Search code examples
pythonexcelpandasopenpyxlxlsx

Is there a way to read Excel file without workbook with openpyxl?


I am using Python 2.7 & openpyxl==2.5.11.

For files with valid workbook I am reading the content with this code:

wb = openpyxl.load_workbook('my_file.xlsx', read_only=True)
ws = wb.worksheets[1]
rows = ws.rows

Now, a tester provided an old file to me, which doesn't have valid workbook part and raises this error:

IOError: File contains no valid workbook part

in this line ws = wb.worksheets[1]

I couldn't find an example how to read data for such files in the openpyxl documentation.
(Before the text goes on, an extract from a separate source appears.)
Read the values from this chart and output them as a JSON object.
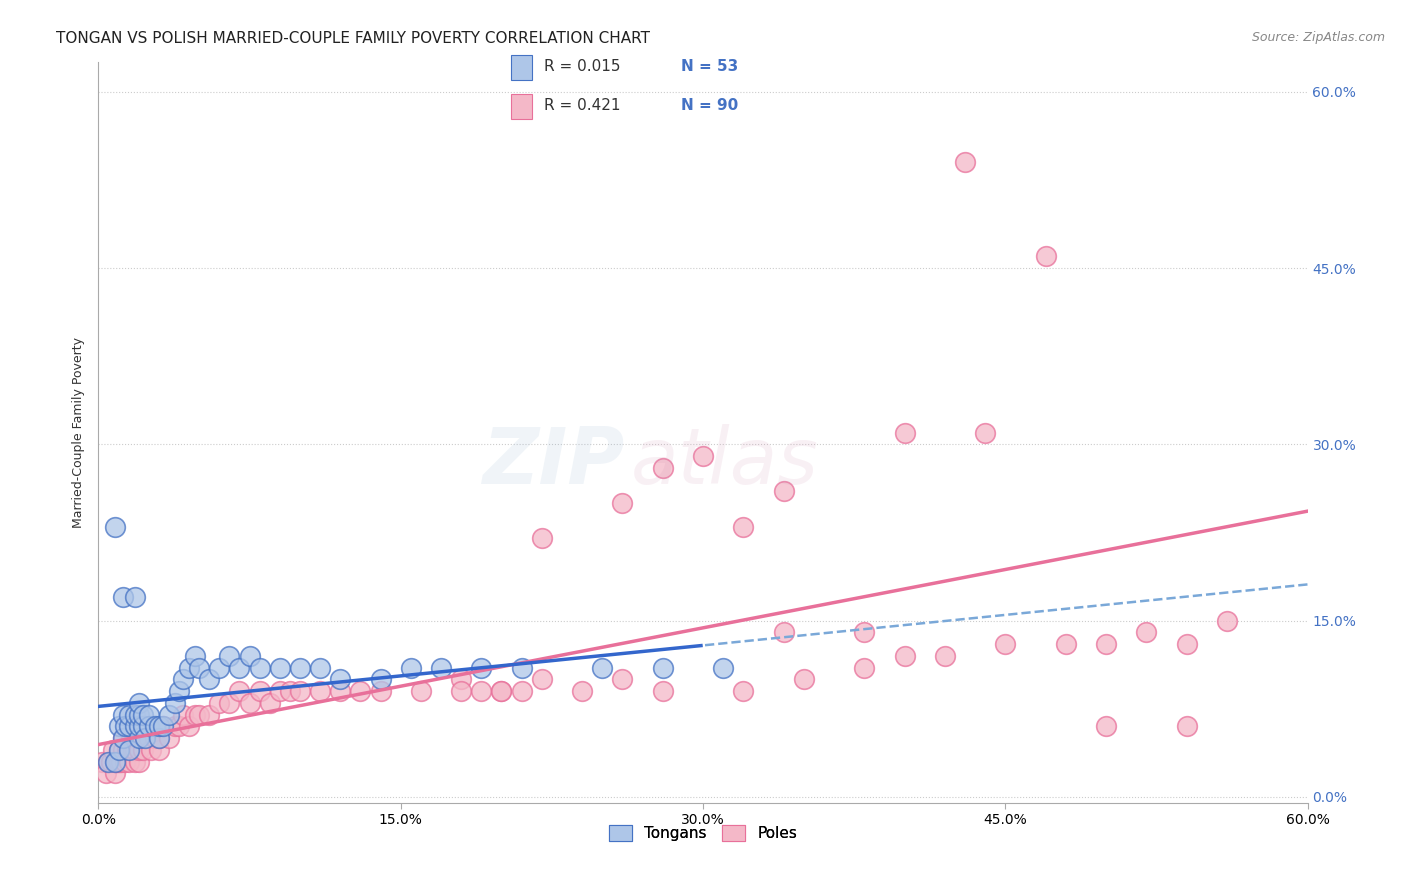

I managed to read the file using pandas: data = pandas.read_excel('my_file.xlxs')

Is there a way to read the file with openpyxl, because I already use openpyxl in my app and wouldn't like to migrate completely to pandas, nor use both in different places in my app. Ideally I would like to use single lib for Excel file manipulation across all application services and if possible I would like to avoid transitioning form openpyxl to pandas, because I cannot estimate how big effort that transition would require, nor whether all my use cases would work out of the box with pandas.


Solution

  • Inspired by The Pineapple's answer and Jon Clements's comment, I came up with a solution which reads data into xlrd workbook and then creates openpyxl Workbook as a result of the function. This helps my use case, because I already use the openpyxl Workbook in multiple places in my application. Here is the code:

    import xlrd
    from openpyxl import Workbook
    
    
    def open_excel_without_workbook_part(filename):
        xlrd_workbook = xlrd.open_workbook(filename=filename)
        xlrd_worksheet = xlrd_workbook.sheet_by_index(0)
        nrows = xlrd_worksheet.nrows
        ncols = xlrd_worksheet.ncols
    
        # create a xlsx file using openpyxl
        openpyxl_book = Workbook()
        openpyxl_worksheet = openpyxl_book.active
    
        for row in xrange(0, nrows):
            for col in xrange(0, ncols):
                openpyxl_worksheet.cell(row=row + 1, column=col + 1).value = xlrd_worksheet.cell_value(row, col)
    
        return openpyxl_book
    
    
    if __name__ == '__main__':
        workbook = open_excel_without_workbook_part('file-without-valid-workbook.xlsx')
    
        sheet = workbook.worksheets[0]
        for row in sheet.rows:
            print '\t'.join([cell.value for cell in row])